Though a thriller, Southland Tales has way more dark comedy impulses than Donnie Darko. The ominous suburban tableau of that feature is traded out here for meek men remarking, “I’m just gonna roller skate home now,” and commercials where cars hump each other. It’s a ludicrous enterprise and an irresistibly insane one too. A byzantine film critics deemed incoherent and impenetrable at the 2006 Cannes Film Festival is perfectly relevant for an age of brainrot internet “content” and ludicrousness now just being one more headline on your social media feed.

Is any line in Southland Tales really more bizarre than the real-life FBI director saying “see you in Valhalla” about Charlie Kirk? Like Showgirls, this Kelly directorial effort has grown from being a pop-culture punchline to a prescient piece of cinematic satire.

Believe it or not, Johnson’s presence plays a key role in Southland Tales working. For one thing, he epitomizes the film’s unusual casting approach (Seann William Scott and Saturday Night Live veterans are the default actors here). Filtering a tale of American Armageddon through faces you wouldn’t expect to headline a dystopian thriller reflects how domestic anguish can affect anyone. It isn’t just actors you associate with ’70s political thrillers or the hot young people dominating the A-list. Cheri Oteri and The Scorpion King are also impacted by America’s problems.

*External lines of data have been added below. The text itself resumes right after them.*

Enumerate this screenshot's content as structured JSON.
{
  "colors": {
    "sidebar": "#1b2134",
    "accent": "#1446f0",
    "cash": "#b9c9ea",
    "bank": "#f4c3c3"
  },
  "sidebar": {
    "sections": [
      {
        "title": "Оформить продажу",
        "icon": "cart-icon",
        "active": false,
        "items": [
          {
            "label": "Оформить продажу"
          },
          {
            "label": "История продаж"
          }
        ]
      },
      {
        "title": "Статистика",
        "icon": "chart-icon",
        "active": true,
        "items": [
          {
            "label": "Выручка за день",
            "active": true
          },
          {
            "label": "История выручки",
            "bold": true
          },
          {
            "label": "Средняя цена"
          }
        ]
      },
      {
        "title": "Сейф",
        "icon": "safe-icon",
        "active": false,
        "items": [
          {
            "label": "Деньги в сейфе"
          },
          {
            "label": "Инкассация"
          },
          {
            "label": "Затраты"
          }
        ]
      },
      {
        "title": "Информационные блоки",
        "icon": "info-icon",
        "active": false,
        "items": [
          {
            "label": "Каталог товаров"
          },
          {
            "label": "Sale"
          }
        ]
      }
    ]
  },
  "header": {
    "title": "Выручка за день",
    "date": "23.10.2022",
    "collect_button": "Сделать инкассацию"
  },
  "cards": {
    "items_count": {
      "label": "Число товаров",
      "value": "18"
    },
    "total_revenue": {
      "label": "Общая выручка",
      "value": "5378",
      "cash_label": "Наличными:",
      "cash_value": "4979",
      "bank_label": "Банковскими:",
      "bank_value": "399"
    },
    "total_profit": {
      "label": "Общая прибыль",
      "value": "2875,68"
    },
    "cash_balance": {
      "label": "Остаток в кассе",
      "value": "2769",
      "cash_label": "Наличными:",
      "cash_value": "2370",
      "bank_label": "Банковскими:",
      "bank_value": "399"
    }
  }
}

Johnson Doesn’t Condescend to the Weirdness of Southland Tales
Johnson also displays a level of commitment to Southland Tales that’s totally absent from his later work. There’s too much postmodern snark in his Jungle Cruise or Baywatch performances, which creates a barrier between the audience and his characters. Johnson’s always snarking about how preposterous everything around him is, which deflates all the in-universe tension. In contrast, as Santaros, Johnson doesn’t waver in executing lines like “pimps don’t commit suicide” and “maybe in the end, that’s all we have. The Memory Gospel” without a glimmer of irony.

He’s also great at executing physical comedy in the film, such as a wide shot where (following the orders of Jon Lovitz’s Bart Bookman) he scampers on home in the image’s background. You can practically hear the Curly-style “whoop whoop whoop” as he gallops away. As the film spirals out of control, Johnson’s intensity never wavers. He’s willing to effectively channel every inch of the increasing madness.

In the greater context of his career, these virtues in Johnson’s Southland Tales performance are also delightful because they’re not something audiences demanded he do. Johnson’s last 15 years of cinema have been about giving the people what they want and listening to what hashtags are popular on social media. Southland Tales, though, was nobody’s idea of a marketable concept. It exists on its own enthralling terms. This was Johnson pursuing art for the sake of art. If only he’d returned to that inclination more often between 2006 and 2025.

Southland Tales housing a deep ensemble cast also meant that this movie was a grand departure from later Johnson films that were solely oriented around his star image. Johnson’s Tales screentime isn’t dependent on making sure he doesn’t lose a fight or has the most screentime. He can vanish for lengthy periods of time so other actors like Timberlake or Scott can take center stage. Compare that to allegations of Johnson refusing to have his Black Adam character cross over with the Shazam! movies. Johnson’s just part of a larger puzzle in Southland Tales rather than dominating the entire endeavor.

Sadly, save for his entertaining, darkly comic turn in Pain & Gain, Johnson’s post-Southland Tales works didn’t utilize his gifts for lending gravitas and commitment to the inexplicable. The film became such a financial and critical boondoggle that it helped inspire Johnson to switch over to family movies. Working with filmmaker Benny Safdie on The Smashing Machine does highlight that Johnson’s getting back into the swing of indie cinema, ditto other projects he’s signed on for (including a Safdie reunion). However, that UFC fight biopic isn’t the first time Johnson eschewed conventional career wisdom for a juicier, more challenging role. 19 years ago, Johnson showed off his chops and reminded us all of one universal truth: “pimps don’t commit suicide.”